Geregnet hat es noch nie. Ich glaube, das ist ein seltenes Naturereignis. Unserer geographischen Lage nach haben wir Frühling. Es muß täglich wärmer werden, und schon verfärben sich das Moos und die Blätter der Bäume. Die Bäume verlieren hier ihre Blätter nicht, sondern behalten sie ständig. Nur die Farbe ändert sich – und das haben unsere Astronomen bereits seit Jahren beobachtet.

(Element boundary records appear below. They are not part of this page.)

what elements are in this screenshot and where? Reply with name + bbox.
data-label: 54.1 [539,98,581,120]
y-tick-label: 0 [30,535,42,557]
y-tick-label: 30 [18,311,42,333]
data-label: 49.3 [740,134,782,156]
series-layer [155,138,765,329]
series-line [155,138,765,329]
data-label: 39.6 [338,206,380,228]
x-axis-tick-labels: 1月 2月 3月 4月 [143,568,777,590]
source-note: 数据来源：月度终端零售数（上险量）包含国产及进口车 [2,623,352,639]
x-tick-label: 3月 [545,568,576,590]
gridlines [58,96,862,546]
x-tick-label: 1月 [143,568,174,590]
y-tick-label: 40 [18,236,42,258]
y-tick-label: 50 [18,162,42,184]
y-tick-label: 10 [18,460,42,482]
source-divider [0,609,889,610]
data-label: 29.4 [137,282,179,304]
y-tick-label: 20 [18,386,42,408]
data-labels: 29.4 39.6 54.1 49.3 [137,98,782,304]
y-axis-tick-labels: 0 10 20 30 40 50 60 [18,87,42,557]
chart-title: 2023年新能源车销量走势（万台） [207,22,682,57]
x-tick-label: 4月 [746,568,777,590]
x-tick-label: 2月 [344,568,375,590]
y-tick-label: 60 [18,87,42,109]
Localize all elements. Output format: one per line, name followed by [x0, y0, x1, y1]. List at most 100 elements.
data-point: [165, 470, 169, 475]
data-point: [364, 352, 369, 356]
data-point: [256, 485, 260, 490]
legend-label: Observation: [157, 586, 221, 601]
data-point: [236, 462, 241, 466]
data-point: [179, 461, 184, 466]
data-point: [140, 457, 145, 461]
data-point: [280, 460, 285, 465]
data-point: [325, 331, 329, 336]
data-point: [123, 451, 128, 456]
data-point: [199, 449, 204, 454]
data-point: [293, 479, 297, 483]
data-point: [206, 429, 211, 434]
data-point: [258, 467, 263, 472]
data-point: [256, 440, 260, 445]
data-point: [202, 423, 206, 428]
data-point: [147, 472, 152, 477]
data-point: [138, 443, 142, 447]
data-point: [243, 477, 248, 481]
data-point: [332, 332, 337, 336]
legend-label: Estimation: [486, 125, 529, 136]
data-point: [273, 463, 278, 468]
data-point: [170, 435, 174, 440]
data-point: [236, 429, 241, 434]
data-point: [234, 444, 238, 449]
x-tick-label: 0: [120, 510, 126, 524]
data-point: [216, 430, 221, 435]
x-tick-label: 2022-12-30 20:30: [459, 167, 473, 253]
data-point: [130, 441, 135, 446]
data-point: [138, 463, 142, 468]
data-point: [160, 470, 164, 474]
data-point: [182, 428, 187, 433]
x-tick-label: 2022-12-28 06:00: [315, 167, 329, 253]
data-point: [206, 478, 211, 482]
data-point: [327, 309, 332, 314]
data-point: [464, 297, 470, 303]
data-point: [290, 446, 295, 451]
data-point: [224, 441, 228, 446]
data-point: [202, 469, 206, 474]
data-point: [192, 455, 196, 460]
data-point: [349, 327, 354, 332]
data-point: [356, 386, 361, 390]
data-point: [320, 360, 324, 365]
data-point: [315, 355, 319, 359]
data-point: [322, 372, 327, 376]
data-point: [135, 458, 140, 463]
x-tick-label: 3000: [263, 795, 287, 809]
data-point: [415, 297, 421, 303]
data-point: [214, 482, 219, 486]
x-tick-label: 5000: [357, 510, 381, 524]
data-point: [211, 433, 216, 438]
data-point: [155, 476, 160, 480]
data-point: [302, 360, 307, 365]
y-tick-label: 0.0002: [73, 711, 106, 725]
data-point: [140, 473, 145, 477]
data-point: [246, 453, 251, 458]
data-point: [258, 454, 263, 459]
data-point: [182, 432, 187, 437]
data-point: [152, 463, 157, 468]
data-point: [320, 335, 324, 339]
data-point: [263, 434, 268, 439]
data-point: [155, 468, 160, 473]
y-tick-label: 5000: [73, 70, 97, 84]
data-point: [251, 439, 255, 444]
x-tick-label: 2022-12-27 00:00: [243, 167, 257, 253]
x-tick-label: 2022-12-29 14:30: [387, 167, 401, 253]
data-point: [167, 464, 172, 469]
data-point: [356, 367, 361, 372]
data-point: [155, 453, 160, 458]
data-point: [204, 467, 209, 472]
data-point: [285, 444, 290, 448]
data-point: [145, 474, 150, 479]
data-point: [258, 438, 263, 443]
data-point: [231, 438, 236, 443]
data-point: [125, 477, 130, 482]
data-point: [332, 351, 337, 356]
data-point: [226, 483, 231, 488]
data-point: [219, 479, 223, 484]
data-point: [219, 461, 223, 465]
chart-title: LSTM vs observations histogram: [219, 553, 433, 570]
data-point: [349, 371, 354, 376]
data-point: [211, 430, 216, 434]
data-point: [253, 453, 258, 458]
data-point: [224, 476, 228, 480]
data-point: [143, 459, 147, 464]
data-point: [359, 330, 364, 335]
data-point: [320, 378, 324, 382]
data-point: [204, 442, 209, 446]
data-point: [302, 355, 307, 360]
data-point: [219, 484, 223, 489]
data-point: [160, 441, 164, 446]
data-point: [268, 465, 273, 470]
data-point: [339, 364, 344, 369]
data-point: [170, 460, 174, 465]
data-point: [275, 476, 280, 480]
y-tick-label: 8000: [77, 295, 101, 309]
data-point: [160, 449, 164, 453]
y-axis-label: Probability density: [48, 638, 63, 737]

Für morgen beabsichtige ich eine dreitägige Wanderung kanalaufwärts. Maria und Kennedy werden mich begleiten …
Als Haller, Kennedy und Maria Eberbach am vierten Tage noch nicht zum Lager zurückkehrten, wurde Hal Perkins unruhig.
„Ich weiß nicht, vielleicht wäre es doch besser, wir schickten eine Hilfsexpedition aus“, meinte er zu Mankow, der mit einem Stock sinnlose Figuren in den rötlichen Sand malte. „Es kann ihnen etwas passiert sein. Und sie haben nur Lebensmittel für drei Tage mit.“
Mankow sah auf.
„Und in welche Richtung soll sich die Suchexpedition begeben?“ fragte er, und man konnte hören, daß er von Hals Idee nicht begeistert war. „Sie kennen Haller. Er kann seinen ursprünglichen Plan, sich nur an den Ufern des Nordkanals zu halten, schon hundertmal geändert haben. Passen Sie auf: Er taucht auf einmal im Süden auf! Nein, ich halte eine einfache Suche für völlig sinnlos. Wir können nur eins machen: noch ein oder zwei Tage warten und dann mit dem Raumschiff aufsteigen, um nach ihrem Verbleib zu forschen.“
Hal nickte überrascht.
„Daran hatte ich nicht gedacht. Ja, das wäre die beste Lösung. Bei der Gelegenheit können wir dann gleich feststellen, ob das Ding noch funktioniert.“
„Warum soll … Mann, reden Sie keinen Unsinn!“
Hal sah Mankow ernst an.
„Das ist kein Unsinn!“ sagte er langsam. „Die Energie des Senders hat sehr nachgelassen. Wir sind kaum noch in der Lage, die seltsamen Radiosignale aufzufangen. Selbst wenn Phobos genau über uns ist, sind die Zeichen nur noch ganz schwach. Und die Energie für unseren Empfänger nehmen wir vom Antriebsaggregat. Sagt Ihnen diese Tatsache vielleicht etwas?“
Mankow hörte auf zu malen und stützte sich auf seinen Stock.
„Warum haben Sie mir das nicht eher gesagt? Glauben Sie denn vielleicht, ich hätte mich nicht schon tausendmal in meinen Gedanken mit der Ursache für das Auseinanderbrechen unseres Raumschiffes befaßt? Verlassen Sie sich darauf, Mr. Perkins: Da gibt es einen Zusammenhang, und es ist unsere gemeinsame Aufgabe, diesen zu finden, damit uns nicht auch noch der letzte Weg zur Erde genommen wird.“
Haller erhob sich von der primitiven Bank, die sie am Seeufer errichtet hatten, und deutete zu dem Plateau hoch.
„Kommen Sie, Mankow! Ich möchte versuchen, das Schiff sofort zu starten. Ich will wissen, ob wir noch genügend Energie zur Verfügung haben. Mir – mir ist plötzlich so komisch, wissen Sie. Ich habe Angst.“
Mankow hatte sich ebenfalls erhoben.